POESIA A TRE davanzale tavolo tazza
Il davanzale
Appoggiando le braccia ad un sospiro nel vetro tramuto in vetro e mi vedo attraverso le perplessità … riflessi di un fiume di vetro che sono io, sento fermo, davanti ad un vetro, corso d’acqua vitreo che attraversa i noci, la meliga, le perplessità … i pensieri di De La Fontaine, le giacche a sventolare di città vecchia, le cascine nel quadro sul muro in corso Nizza, tuffi nella terra friabile fin sotto alle cantine odorose di muffa e grandi risalite fin sopra la grossa sequoia in via delle Acque, l’acque scorrono da sopra la mia testa, Fontaine de Vancluse, fino al rivo che ritorna vitreo, che sono io, ritornano perplessità e riflessi di vita asciugata al sole o per aridità di chi non conosce l’umido dell’umanità, non l’ha mai conosciuto e mai lo conoscerà e ha bruciato anche le prime radici di un puro vecchio bosco di persone, una famiglia e mi siedo a bere qualcosa che mi scorra dentro, a bagnarmi di vita sin dentro la mia poltrona che sa di camino.
Il tavolo
Ribolle, ribolle, ribolle, ribolle, la cucina è come noi, il profumo dell’attesa si mescola a quello che nell’attesa ci beviamo, ribolle sul fuoco quello che siamo stati, scende nella gola ciò che siamo.
La tazza
È entrato per rasserenare (e vedo colorarsi il muro del tuo passaggio, il riflesso è come stordito in quest’immensità tra quattro mura ma poi ci incontra), (dai riflessi accecanti, di parole al vento) (perdute nei suoi perché). Un’ultima tazza di vino e il riflesso di un’ultima auto mi taglia gli occhi, mi ricorda che ora sei lì … soltanto più in tutti i riflessi.
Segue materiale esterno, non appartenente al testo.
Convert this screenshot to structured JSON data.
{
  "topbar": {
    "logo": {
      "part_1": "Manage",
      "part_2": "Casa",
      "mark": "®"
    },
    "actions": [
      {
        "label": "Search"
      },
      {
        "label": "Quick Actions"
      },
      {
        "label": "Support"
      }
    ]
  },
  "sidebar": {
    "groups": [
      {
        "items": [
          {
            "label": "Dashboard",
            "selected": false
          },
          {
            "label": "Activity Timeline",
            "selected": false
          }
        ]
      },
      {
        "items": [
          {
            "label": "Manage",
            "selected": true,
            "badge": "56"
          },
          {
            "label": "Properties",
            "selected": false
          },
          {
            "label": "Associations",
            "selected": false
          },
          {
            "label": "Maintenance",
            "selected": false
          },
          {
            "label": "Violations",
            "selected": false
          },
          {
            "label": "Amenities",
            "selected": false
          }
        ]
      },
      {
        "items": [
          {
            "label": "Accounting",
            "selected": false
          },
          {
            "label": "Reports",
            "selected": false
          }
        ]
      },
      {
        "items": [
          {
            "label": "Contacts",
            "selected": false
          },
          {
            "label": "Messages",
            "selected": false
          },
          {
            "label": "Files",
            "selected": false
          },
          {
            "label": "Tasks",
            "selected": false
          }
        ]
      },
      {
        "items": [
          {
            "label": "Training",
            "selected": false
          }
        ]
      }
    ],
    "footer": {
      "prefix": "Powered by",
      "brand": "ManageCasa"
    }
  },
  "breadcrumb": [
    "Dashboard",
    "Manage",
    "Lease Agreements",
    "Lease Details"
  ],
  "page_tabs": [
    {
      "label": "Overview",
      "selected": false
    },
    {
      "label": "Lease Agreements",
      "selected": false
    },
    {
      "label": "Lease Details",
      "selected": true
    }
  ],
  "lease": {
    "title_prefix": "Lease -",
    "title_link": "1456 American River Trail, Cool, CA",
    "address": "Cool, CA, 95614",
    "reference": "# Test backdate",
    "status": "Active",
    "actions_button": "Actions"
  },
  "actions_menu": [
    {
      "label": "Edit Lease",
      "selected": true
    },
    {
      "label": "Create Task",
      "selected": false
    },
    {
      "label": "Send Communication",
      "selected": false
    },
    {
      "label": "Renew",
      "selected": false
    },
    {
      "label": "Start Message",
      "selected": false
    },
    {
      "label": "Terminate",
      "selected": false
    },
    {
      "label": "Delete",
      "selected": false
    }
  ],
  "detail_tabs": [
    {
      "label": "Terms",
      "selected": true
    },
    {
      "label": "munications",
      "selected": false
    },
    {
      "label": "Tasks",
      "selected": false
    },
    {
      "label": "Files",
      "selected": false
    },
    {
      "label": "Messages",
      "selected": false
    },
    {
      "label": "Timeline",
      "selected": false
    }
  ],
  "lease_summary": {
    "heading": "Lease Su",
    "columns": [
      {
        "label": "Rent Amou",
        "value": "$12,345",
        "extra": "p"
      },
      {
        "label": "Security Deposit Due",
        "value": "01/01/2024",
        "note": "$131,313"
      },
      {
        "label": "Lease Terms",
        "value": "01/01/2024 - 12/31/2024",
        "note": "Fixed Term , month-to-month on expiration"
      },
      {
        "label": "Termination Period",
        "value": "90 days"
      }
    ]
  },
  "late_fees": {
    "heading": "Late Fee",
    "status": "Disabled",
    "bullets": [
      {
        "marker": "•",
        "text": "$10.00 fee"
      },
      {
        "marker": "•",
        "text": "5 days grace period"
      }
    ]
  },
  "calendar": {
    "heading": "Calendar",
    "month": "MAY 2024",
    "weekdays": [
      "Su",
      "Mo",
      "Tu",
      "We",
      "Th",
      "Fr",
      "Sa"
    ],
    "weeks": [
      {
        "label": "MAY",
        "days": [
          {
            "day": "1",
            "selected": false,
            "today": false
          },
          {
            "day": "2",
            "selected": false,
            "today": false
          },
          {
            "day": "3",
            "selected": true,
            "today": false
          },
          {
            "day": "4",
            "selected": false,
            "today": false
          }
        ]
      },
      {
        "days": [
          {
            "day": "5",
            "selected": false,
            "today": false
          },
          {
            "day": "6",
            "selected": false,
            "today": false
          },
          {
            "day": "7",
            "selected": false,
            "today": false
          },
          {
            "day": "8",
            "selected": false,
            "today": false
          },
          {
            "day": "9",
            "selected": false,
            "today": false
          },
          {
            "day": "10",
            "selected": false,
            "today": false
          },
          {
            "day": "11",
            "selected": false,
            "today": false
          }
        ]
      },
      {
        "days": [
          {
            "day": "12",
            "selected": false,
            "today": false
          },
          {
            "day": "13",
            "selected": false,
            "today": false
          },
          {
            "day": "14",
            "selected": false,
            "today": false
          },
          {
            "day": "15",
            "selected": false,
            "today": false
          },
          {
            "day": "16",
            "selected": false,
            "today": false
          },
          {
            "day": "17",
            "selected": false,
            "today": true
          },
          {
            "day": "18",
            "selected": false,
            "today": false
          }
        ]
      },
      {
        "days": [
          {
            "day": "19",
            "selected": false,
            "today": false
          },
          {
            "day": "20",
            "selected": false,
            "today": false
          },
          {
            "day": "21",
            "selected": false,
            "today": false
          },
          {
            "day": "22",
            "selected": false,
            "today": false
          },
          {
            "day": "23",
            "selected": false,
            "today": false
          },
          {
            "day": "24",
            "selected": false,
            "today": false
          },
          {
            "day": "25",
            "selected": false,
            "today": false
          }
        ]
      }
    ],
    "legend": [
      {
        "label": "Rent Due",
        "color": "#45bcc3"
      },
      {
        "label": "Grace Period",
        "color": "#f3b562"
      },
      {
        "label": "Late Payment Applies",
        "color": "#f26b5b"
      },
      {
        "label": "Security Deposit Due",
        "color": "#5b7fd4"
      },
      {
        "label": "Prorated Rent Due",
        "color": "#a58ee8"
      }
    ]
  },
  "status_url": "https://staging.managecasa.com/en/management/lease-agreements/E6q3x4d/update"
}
Michele Ghibaudo dovrebbe essere nato a Cuneo. Sono della sua leva Ernestino il tutto fare della parrocchia di Valdobbiadene e Pietro l’ abusivo. Una volta gli hanno chiesto se il nome fosse Ghibaudo o Michele, da lì ha iniziato a chiedersi se il nome del pesce rosso fosse rosso oppure pesce, o se l’ erba si chiamasse erba perché è verde o perché è erba, o il perché i colori non fossero profumi ed alcune altre domande di questo tipo, ormai fondamentali per Michele (non lo avessero mai incontrato …) È stato a Noli e gli è piaciuta molto, l’ altra settimana voleva andare a visitare il Presepe di Pianfei ma non ci è riuscito perché ha dovuto spostare dei mobili. Ha fatto diverse decine di altre cose ma qui non c’è lo spazio. L’autostrada gli fa venire l’ansia, come l’aereo e alcune altre cose. Si vergogna a farsi vedere piangere e quindi piange di vergogna e diventa un circolo. Crede nella natura. Gli piace esplorare la polvere, la luce, i profumi ecc … Pensa che non si debba pagare per scrivere, come pensa che il tabaccaio non debba pagare per parlare con un suo affezionato cliente di quanto siano carnosi i pomodori quest’anno, o di come sia bello alzarsi con la luce. Pensa che qualcun altro ce la faccia già pagare abbastanza nella vita (non soldi). Pensa che la matematica sbagli spesso. Pensa che poter scrivere anche la parola CANE (che meraviglia) sia un dono, come poter parlare dei pomodori o della luce. Pensa che sia un dono riuscire a pagare, anche su una gamba sola, ciò che ti vogliono far pagare. Pensa che gli uomini neri esistano ma che anche loro abbiano paura di qualcosa, magari delle donne bianchetto. Gli piace molto mangiare e andare per funghi e poi mangiarli, ed alcune altre cose. Crede che scrivere possa far anche male, come altre cose, ma crede che poi ci sia il bene a fare bene. Ha scritto centinaia di poesie (volevo scrivere milioni), un racconto arrivato circa trecentosettantesimo su quattrocentottantatacinque e altre cose. Sta scrivendo il suo ultimo romanzo anche se è il primo, ora pubblica su Margutte, sperando che non si accorgano ancora per un po’ di com’è realmente. Spera sempre in qualcosa, fino ad ora (poi troverà qualcos’altro).